Their immensely modified position in industry would produce a new kind of competitio­n with men which had to be very seriously considered. She was not as sure as Miss Mcarthur that all talk of sex warfare was futile, because when, in addressing large industrial gatherings of men, she had said she could not believe that men in the future would be ungenerous in their treatment of women, and would not be ready to seek unfair conditions, such remarks had always been very coldly received. She regarded that as ominous. The success of the taxi-cab men in preventing women driving cabs was a species of sex warfare. If women were to maintain a fair position in industry it was necessary they should be organised, and it was to be hoped that the men’s unions would admit women far more largely than they had hitherto done, and admit them also to a share in the management.

When obtaining concession­s from trade unions, the Government had always promised a return after the war to pre-war conditions, yet authoritie­s now told us that the conditions of industry had been so modified by the war that it would be practicall­y impossible to return to pre-war conditions according to the letter.

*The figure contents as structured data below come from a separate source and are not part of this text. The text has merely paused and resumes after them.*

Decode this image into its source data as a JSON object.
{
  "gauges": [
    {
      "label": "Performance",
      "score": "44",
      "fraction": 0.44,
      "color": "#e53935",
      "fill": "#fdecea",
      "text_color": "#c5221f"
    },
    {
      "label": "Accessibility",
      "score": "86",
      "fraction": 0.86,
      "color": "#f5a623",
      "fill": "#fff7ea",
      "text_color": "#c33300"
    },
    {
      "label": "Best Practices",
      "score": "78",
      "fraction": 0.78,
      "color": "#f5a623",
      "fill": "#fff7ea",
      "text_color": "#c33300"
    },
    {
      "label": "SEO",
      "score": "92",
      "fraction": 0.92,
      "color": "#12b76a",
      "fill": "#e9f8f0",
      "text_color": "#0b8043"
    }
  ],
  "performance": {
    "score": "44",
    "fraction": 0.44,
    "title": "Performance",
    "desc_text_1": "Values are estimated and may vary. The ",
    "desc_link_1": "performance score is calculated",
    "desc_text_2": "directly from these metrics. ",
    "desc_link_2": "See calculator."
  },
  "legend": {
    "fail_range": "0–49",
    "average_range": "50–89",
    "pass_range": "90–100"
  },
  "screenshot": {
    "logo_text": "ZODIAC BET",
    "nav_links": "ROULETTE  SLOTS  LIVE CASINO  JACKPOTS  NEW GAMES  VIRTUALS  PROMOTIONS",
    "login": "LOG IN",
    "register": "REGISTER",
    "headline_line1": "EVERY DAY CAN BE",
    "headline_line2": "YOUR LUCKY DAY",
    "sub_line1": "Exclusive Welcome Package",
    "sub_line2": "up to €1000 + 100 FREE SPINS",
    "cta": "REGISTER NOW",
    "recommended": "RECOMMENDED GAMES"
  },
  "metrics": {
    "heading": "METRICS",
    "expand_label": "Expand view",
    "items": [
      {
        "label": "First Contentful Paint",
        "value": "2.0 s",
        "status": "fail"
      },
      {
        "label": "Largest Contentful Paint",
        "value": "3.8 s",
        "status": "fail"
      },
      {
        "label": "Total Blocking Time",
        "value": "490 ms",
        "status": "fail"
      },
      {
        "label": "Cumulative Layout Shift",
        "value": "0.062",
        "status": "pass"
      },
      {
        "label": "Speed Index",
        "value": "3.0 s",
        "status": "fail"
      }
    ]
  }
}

In this state of things it was to be hoped that no question of sex would be introduced to modify the difficulty. Women must be very careful not to undersell men in regard to their work. (Hear, hear.) Possibly there might be an increased temptation for women of the middle class to undertake work at pocket-money wages. That must be resisted; women should not take work in any direction so as to undersell men.

At a recent women’s conference it was said that suitabilit­y of work, not cheapness, should be the test to be applied to women’s work. Who was to decide what was suitabilit­y? If it was to be decided by the suggested inter-department­al committee, of doctors, inspectors, and so on, we should get into a new form of slavery. The only way of finding out what work was suitable for women was by experiment. So the doors of all kinds of work should be open to them; but as all girls were possible wives and mothers, care must be taken that they did nothing which would unfit them for such positions.